Duration versus accuracy: What matters for computerized adaptive testing in schools?
Artikel in Fachzeitschrift › Forschung › begutachtet
Publikationsdaten
| Von | Nikola Ebenbeck, Morten Bastian, Andreas Mühling, Markus Gebhardt |
| Originalsprache | Englisch |
| Erschienen in | Journal of Computer Assisted Learning, 40(6) |
| Seiten | 3443-3453 |
| Herausgeber (Verlag) | Wiley |
| ISSN | 1365-2729, 0266-4909 |
| DOI/Link | https://doi.org/10.1111/jcal.13074 |
| Publikationsstatus | Veröffentlicht – 12.2024 |
Background
Computerised adaptive tests (CATs) are tests that provide personalised, efficient and accurate measurement while reducing testing time, depending on the desired level of precision. Schools have different types of assessments that can benefit from a significant reduction in testing time to varying degrees, depending on the area of application, but for which the loss of measurement accuracy has a different impact.
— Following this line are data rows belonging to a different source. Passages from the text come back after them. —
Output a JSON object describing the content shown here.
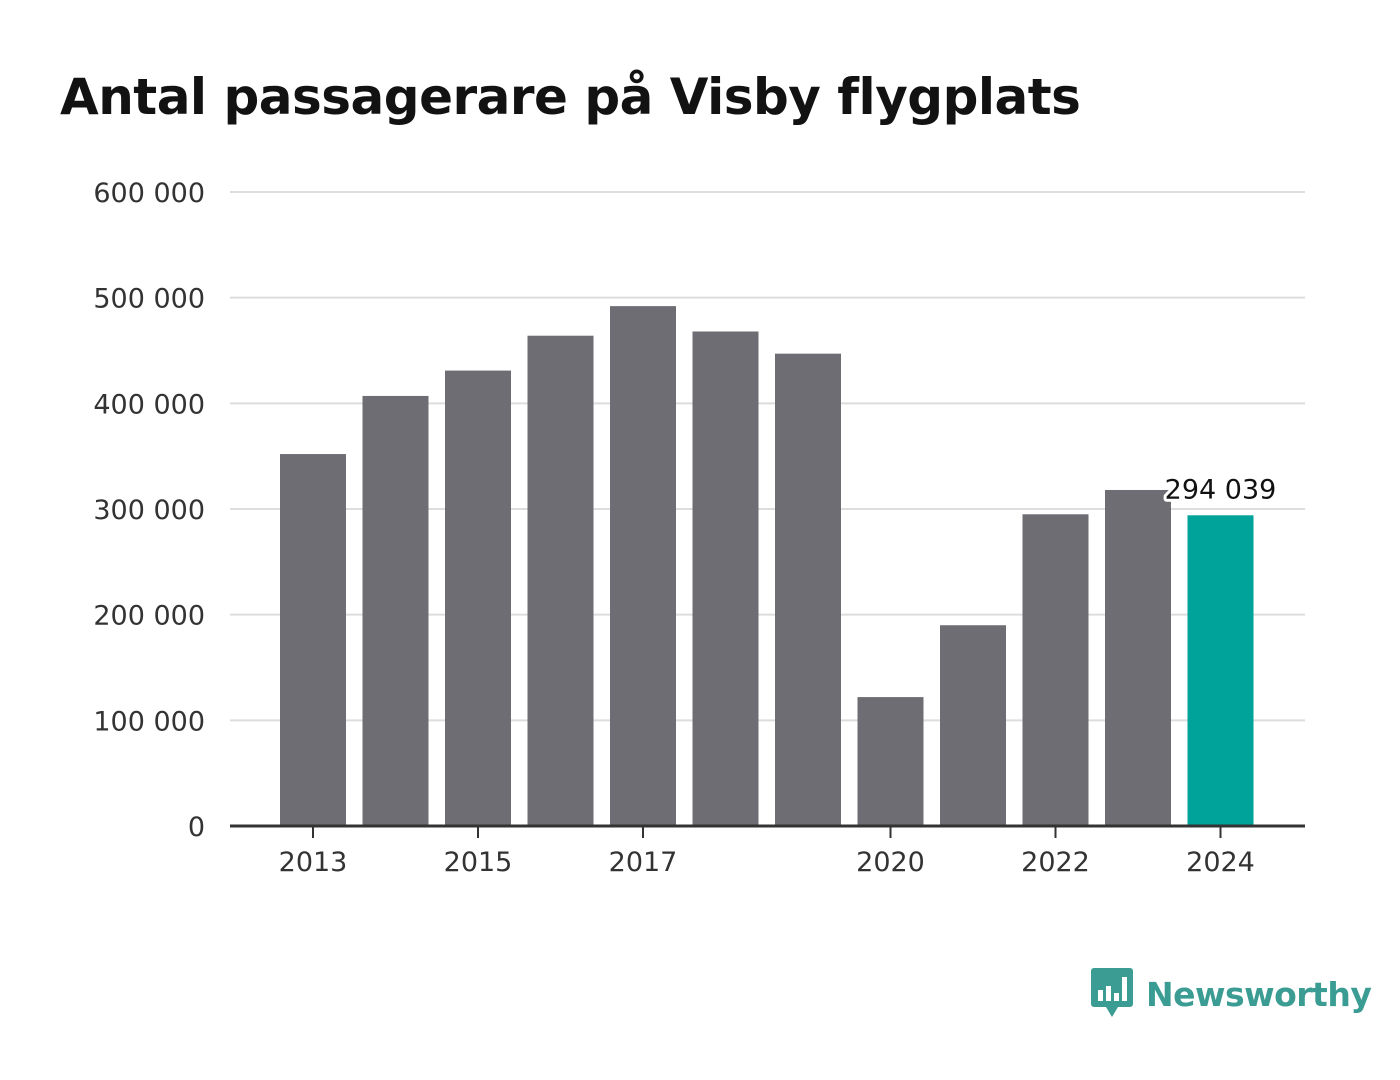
{
  "title": "Antal passagerare på Visby flygplats",
  "brand": {
    "name": "Newsworthy",
    "icon": "newsworthy-logo-icon",
    "color": "#3a9c92"
  },
  "colors": {
    "bar": "#6e6d73",
    "highlight": "#00a39a",
    "grid": "#dddddd",
    "axis": "#333333"
  },
  "chart_data": {
    "type": "bar",
    "title": "Antal passagerare på Visby flygplats",
    "xlabel": "",
    "ylabel": "",
    "categories": [
      "2013",
      "2014",
      "2015",
      "2016",
      "2017",
      "2018",
      "2019",
      "2020",
      "2021",
      "2022",
      "2023",
      "2024"
    ],
    "values": [
      352000,
      407000,
      431000,
      464000,
      492000,
      468000,
      447000,
      122000,
      190000,
      295000,
      318000,
      294039
    ],
    "highlight_index": 11,
    "highlight_label": "294 039",
    "ylim": [
      0,
      600000
    ],
    "yticks": [
      0,
      100000,
      200000,
      300000,
      400000,
      500000,
      600000
    ],
    "ytick_labels": [
      "0",
      "100 000",
      "200 000",
      "300 000",
      "400 000",
      "500 000",
      "600 000"
    ],
    "xtick_labels": [
      "2013",
      "2015",
      "2017",
      "2020",
      "2022",
      "2024"
    ],
    "grid": true,
    "legend": "none"
  }
}
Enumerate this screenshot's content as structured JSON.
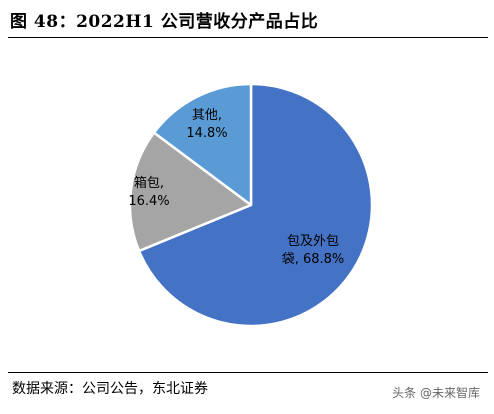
{
  "header": {
    "title": "图 48：2022H1 公司营收分产品占比"
  },
  "footer": {
    "source": "数据来源：公司公告，东北证券",
    "watermark": "头条 @未来智库"
  },
  "chart_data": {
    "type": "pie",
    "title": "",
    "slices": [
      {
        "label_line1": "包及外包",
        "label_line2": "袋, 68.8%",
        "name": "包及外包袋",
        "value": 68.8,
        "color": "#4472C4"
      },
      {
        "label_line1": "箱包,",
        "label_line2": "16.4%",
        "name": "箱包",
        "value": 16.4,
        "color": "#A5A5A5"
      },
      {
        "label_line1": "其他,",
        "label_line2": "14.8%",
        "name": "其他",
        "value": 14.8,
        "color": "#5B9BD5"
      }
    ],
    "legend": "none"
  }
}
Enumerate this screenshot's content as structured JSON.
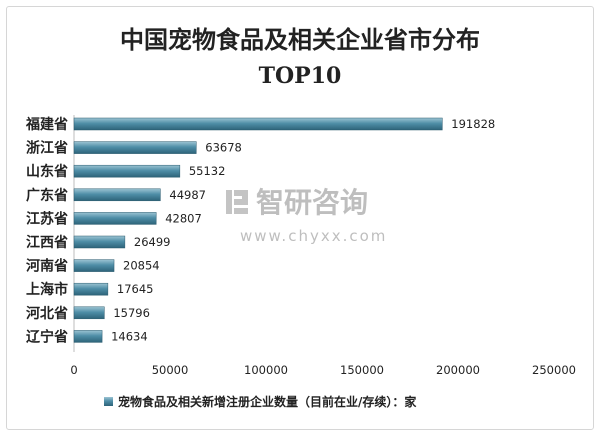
{
  "watermark": {
    "name": "智研咨询",
    "url": "www.chyxx.com"
  },
  "chart_data": {
    "type": "bar",
    "orientation": "horizontal",
    "title_line1": "中国宠物食品及相关企业省市分布",
    "title_line2": "TOP10",
    "categories": [
      "福建省",
      "浙江省",
      "山东省",
      "广东省",
      "江苏省",
      "江西省",
      "河南省",
      "上海市",
      "河北省",
      "辽宁省"
    ],
    "series": [
      {
        "name": "宠物食品及相关新增注册企业数量（目前在业/存续）：家",
        "values": [
          191828,
          63678,
          55132,
          44987,
          42807,
          26499,
          20854,
          17645,
          15796,
          14634
        ]
      }
    ],
    "xlim": [
      0,
      250000
    ],
    "xticks": [
      0,
      50000,
      100000,
      150000,
      200000,
      250000
    ],
    "grid": false,
    "legend_position": "bottom",
    "bar_color": "#3e7c95"
  }
}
The implementation of CAT can take several approaches, each of which can potentially affect the resulting test length and accuracy.
Objectives
We compare the methods of estimation-based CAT and binary-search-based CAT to determine the extent to which they are suitable for school assessment in terms of their length and accuracy.
Methods
This study uses simulations based on empirical data from a cohort of pupils with and without special needs (n = 400) to examine the effects of probabilistic estimation-based CAT and deterministic binary-search-based CAT on the length and accuracy of an adaptive reading test for pupils with different ability levels.
Results and Conclusions
Estimation-based CAT leads to a 40% test reduction with an average accuracy of r = 0.96, while binary-search-based CAT leads to a test reduction of up to 88% with an average accuracy of r = 0.83. Both methods demonstrate the applicability of CAT in educational environments. Practical advantages and disadvantages of both methods for learning environments are discussed, as well as which method is best suited for specific assessment needs.